It was also observed that some of the deteriorating parameters may be bottoming out. For instance, the share of sub-investment grade (BB & below rated) loan book came down to 1.8 per cent in Q4 from 3.4 per cent in Q3 and 4.7 per cent in the year-ago period; at peak level it was 7.3 per cent. The restructured book as of March 2018, too, stood at just 0.4 per cent of the advances.
Many brokerages, thus, expect the credit cost (provisions as a per cent of advances) to start normalising from October 2018-March 2019 onward, which would provide an upward thrust to net interest margin — a profitability indicator of lenders — and earnings. “With most stressed assets recognised as NPAs, the second half of FY19 (as indicated by the management) would be much better from the point of view of margin, loan-loss provisions and earnings,” analysts at IIFL Institutional Equities said in a note.
An improvement in credit cost and earnings, supported by satisfactory capital position, should improve the return on equity (RoE) to the earlier levels of 12-16 per cent by FY20. While FY19 could see this number at 7-10 per cent, the management has a medium-term RoE target of 18 per cent.
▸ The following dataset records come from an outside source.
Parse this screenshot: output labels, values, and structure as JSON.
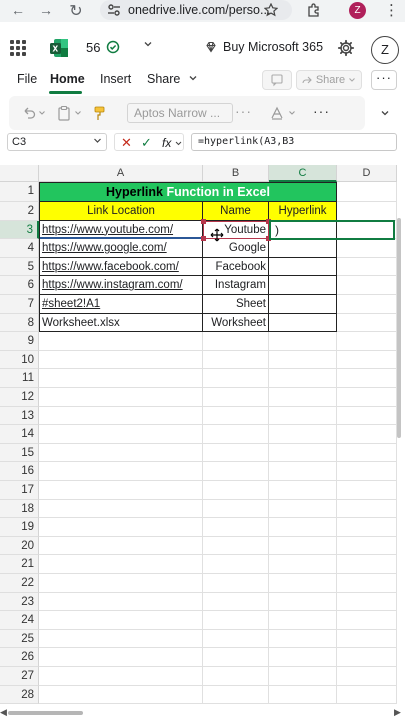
{
  "browser": {
    "back": "←",
    "forward": "→",
    "reload": "↻",
    "url": "onedrive.live.com/perso...",
    "profile_initial": "Z",
    "menu": "⋮"
  },
  "app": {
    "doc_number": "56",
    "buy_label": "Buy Microsoft 365",
    "user_initial": "Z"
  },
  "ribbon": {
    "tabs": [
      "File",
      "Home",
      "Insert",
      "Share"
    ],
    "share_label": "Share",
    "more": "···"
  },
  "toolbar": {
    "font_name": "Aptos Narrow ...",
    "more": "···"
  },
  "formula_bar": {
    "name_box": "C3",
    "cancel": "✕",
    "enter": "✓",
    "fx": "fx",
    "formula": "=hyperlink(A3,B3"
  },
  "grid": {
    "columns": [
      "A",
      "B",
      "C",
      "D"
    ],
    "rows": [
      "1",
      "2",
      "3",
      "4",
      "5",
      "6",
      "7",
      "8",
      "9",
      "10",
      "11",
      "12",
      "13",
      "14",
      "15",
      "16",
      "17",
      "18",
      "19",
      "20",
      "21",
      "22",
      "23",
      "24",
      "25",
      "26",
      "27",
      "28"
    ],
    "title_part1": "Hyperlink",
    "title_part2": " Function in Excel",
    "headers": [
      "Link Location",
      "Name",
      "Hyperlink"
    ],
    "data": [
      [
        "https://www.youtube.com/",
        "Youtube"
      ],
      [
        "https://www.google.com/",
        "Google"
      ],
      [
        "https://www.facebook.com/",
        "Facebook"
      ],
      [
        "https://www.instagram.com/",
        "Instagram"
      ],
      [
        "#sheet2!A1",
        "Sheet"
      ],
      [
        "Worksheet.xlsx",
        "Worksheet"
      ]
    ],
    "c3_edit": ")"
  },
  "colors": {
    "accent": "#107c41",
    "title_fill": "#22c55e",
    "header_fill": "#ffff00",
    "ref_b3": "#b5364c",
    "ref_a3": "#2b5797"
  }
}
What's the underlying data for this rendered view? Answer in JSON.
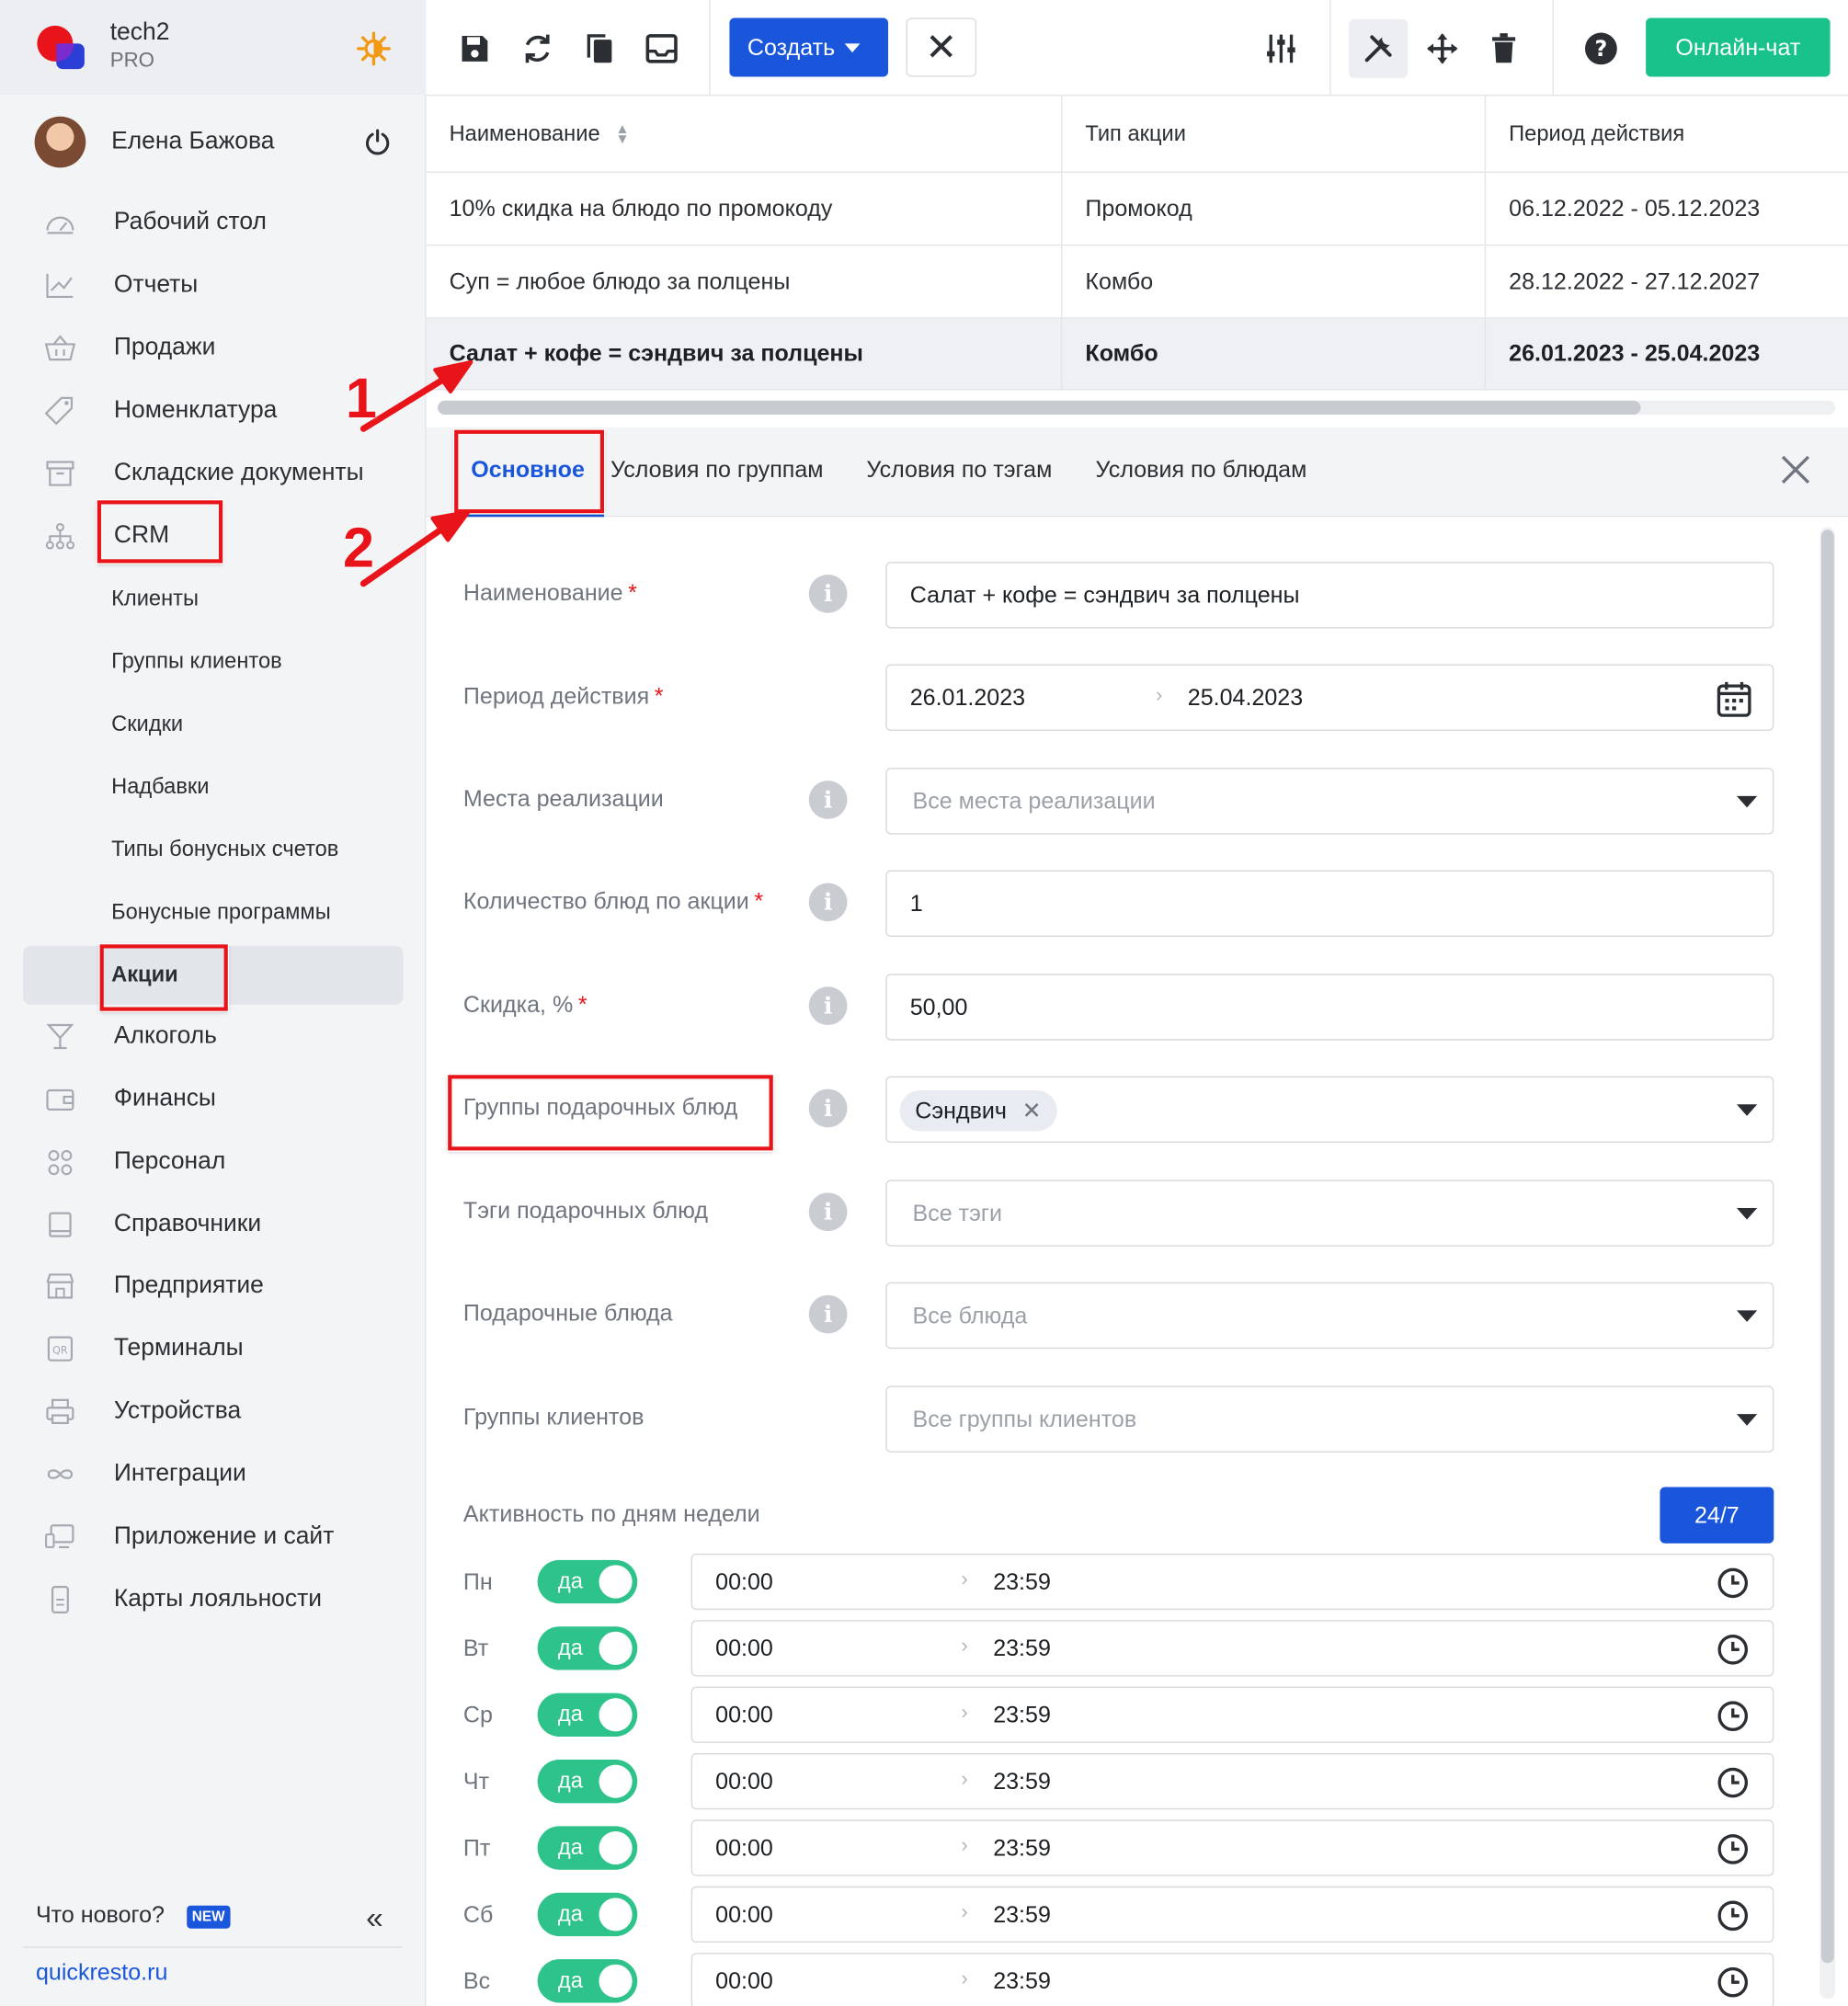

Having said that, analysts have been quick to factor in the poor Q4 performance,
and point to near-term risks. Most analysts lowered their earnings estimates by 24-25 per cent for FY19 and 10-11 per cent FY20, and the near-term target price for the stock by 5-10 per cent. According to analysts at Edelweiss, FY18 performance has rattled investors’ confidence. This, along with uncertainty at the top management level, will cap valuations in the near- to medium-term.
Since normalisation of credit cost will be seen in the latter half of FY19, the first two quarters are likely to see some more slippages as the bank still has stressed assets of more than two per cent of its FY18 advances and sub-investment grade loan book, which accounted for 90 per cent of its corporate slippages in Q4. And these will weigh on its FY19 earnings.
Thus, patient investors with appetite for volatility could consider the stock on declines, say analysts. “Given that earnings and RoE should improve hereon, and that valuation multiple is depressed, we believe the risk-reward balance is favourable at this point,” analysts at IIFL said. Bloomberg data of analysts polled after results indicate an upside of just 8 per cent over a year.